At seventeen, eighteen, Pia works as an au pair in Portugal and falls in love with a policeman from Germany. She returns to Germany and starts training with the police. Finally, in her mid-twenties, she joins the Lübeck criminal investigation department: straight into the homicide squad.
Over the next few years, several men cross her path, some from the police world, some not. Pia falls in love, Pia has one-night stands and Pia has a child, a son, Felix. She becomes a single mother whose job doesn’t exactly make it easy for her to always take care of her little son the way she would like to. Pia has to keep trying to find a balance between her demanding job and her gruelling private life, but she finds it. At the beginning she still cultivates her hobby of painting, but later this probably gets lost in favour of Felix.
With Felix’s father she has more of a friendship, but no love. So the two never become a couple. Eventually she meets someone she loves and who loves her and her son, but only to lose him tragically soon after. And in between there are many little acquaintances and love affairs that sometimes backfire – but Pia is tough.

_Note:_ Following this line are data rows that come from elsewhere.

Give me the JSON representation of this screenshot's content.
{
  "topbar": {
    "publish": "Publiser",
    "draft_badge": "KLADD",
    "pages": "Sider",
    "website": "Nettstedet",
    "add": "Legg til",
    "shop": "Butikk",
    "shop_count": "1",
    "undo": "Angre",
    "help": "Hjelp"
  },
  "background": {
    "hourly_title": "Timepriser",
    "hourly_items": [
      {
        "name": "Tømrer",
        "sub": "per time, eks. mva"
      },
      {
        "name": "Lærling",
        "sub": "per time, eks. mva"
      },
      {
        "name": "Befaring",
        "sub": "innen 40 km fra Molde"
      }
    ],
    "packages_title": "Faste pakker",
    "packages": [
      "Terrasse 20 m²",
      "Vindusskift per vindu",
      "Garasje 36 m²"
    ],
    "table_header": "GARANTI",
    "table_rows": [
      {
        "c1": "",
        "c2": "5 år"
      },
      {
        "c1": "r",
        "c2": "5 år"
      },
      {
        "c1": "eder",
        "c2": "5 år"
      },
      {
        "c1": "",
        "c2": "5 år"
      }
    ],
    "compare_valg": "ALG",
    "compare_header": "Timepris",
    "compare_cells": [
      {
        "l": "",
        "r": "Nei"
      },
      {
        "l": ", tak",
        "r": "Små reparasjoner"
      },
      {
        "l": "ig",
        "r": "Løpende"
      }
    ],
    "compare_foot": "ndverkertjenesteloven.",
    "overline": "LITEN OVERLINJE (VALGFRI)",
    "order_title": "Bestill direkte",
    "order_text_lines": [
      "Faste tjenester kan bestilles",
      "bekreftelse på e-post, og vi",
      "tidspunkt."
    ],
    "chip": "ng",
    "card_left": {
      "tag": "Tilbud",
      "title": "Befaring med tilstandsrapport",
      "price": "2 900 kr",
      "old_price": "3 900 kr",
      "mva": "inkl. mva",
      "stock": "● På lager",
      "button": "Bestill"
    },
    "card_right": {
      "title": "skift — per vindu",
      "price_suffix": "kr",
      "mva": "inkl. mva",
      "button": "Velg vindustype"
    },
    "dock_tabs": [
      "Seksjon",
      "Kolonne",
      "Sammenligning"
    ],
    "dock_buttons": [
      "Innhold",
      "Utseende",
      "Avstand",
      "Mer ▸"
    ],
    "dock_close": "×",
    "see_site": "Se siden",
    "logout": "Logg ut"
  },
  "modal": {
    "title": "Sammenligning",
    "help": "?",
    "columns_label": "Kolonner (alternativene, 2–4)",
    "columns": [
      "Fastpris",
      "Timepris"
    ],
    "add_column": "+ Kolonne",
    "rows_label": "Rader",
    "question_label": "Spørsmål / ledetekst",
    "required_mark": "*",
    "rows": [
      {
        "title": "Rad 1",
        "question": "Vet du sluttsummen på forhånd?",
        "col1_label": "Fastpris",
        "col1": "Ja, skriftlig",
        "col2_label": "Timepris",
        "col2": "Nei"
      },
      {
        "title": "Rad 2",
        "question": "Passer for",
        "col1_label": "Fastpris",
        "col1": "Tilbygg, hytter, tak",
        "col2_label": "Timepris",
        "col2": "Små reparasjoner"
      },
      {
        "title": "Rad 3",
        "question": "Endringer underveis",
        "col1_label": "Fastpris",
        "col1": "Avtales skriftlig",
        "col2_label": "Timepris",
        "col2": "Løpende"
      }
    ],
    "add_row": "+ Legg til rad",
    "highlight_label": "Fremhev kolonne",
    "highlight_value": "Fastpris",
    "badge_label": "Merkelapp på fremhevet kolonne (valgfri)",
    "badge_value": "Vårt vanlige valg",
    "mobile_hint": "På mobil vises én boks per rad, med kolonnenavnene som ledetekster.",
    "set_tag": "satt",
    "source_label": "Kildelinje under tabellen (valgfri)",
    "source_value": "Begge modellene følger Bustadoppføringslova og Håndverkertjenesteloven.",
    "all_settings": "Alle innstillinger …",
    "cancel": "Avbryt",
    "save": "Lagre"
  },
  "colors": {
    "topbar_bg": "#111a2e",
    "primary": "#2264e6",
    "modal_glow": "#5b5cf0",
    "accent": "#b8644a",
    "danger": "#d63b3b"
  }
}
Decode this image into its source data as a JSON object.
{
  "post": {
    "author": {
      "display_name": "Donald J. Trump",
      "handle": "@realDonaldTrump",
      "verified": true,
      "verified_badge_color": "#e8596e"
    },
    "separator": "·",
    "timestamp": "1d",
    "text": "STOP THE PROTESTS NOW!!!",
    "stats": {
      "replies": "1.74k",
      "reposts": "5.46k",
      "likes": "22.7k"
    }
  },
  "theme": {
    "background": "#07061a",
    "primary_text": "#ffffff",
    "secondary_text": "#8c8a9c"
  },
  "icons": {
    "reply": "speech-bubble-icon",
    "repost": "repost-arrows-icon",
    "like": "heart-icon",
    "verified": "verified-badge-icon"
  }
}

Her family is not exactly a help to her: mother, stepfather, half-brother and -sister and their spouses are rather distant. It gets worse, because her family gets involved in a criminal case that Pia is working on … and that’s not the end of it. The family is more of a stress factor in Pia’s already stressful life and not a rock on which she can seek refuge.
Pia’s private life plays a role in all the novels and, together with the criminal cases, provides a multi-faceted overall picture. While Pia’s life may not be easy most of the time, and may require logistical moves when she discovers that her fridge is empty in the evening, or when the babysitter cancels at short notice, Pia always lives in the present and struggles with realities. Her murder cases, on the other hand …
On the Baltic coast there are many small villages, idyllic villages, but also run-down farms, lonely mansions, highly indebted people who have been struggling for decades to preserve their family heritage. The past and origins still have great significance here in the countryside. Family feuds are nurtured for decades. Black sheep exist in every large family. Inheritance disputes are the order of the day. Abuse in families is covered up.
In many investigations, Pia encounters closed village communities that remain silent. Even if there is currently a crime or even a child missing, the priorities for many local people seem to lie elsewhere. Often, crimes from the past come to light and lead to new crimes because people feel they have to save face.
But it is this mixture in the rather lonely Baltic Sea landscape that makes the novels interesting, apart from the fact that Pia’s further development naturally arouses curiosity. In her cases, which she of course never works on alone, Pia usually develops an idea of what it is all about quite quickly. She has the famous gut feeling and sets out to catch the culprit.
And therein always lies a problem: Pia is a loner who likes to deviate from the known paths of investigation on her own in order to test and prove her theories. This often doesn’t sit well with her, and she has to go through dangerous situations and recover from injuries time and again. Her solo efforts are questionable, especially in the later volumes, because she loves her young son more than anything and does not seem to realise the danger she is putting herself in by her spontaneous decisions. Time and again, when she wants to get her head through the wall and prove her assumptions, she upsets her colleagues, then sets off on her own … hoping that nothing will happen and that she will solve the case. … and she always solves her cases.
When is the next volume coming?
It is worth reading the volumes from the beginning … if only because of the private developments that keep getting mixed up with the cases.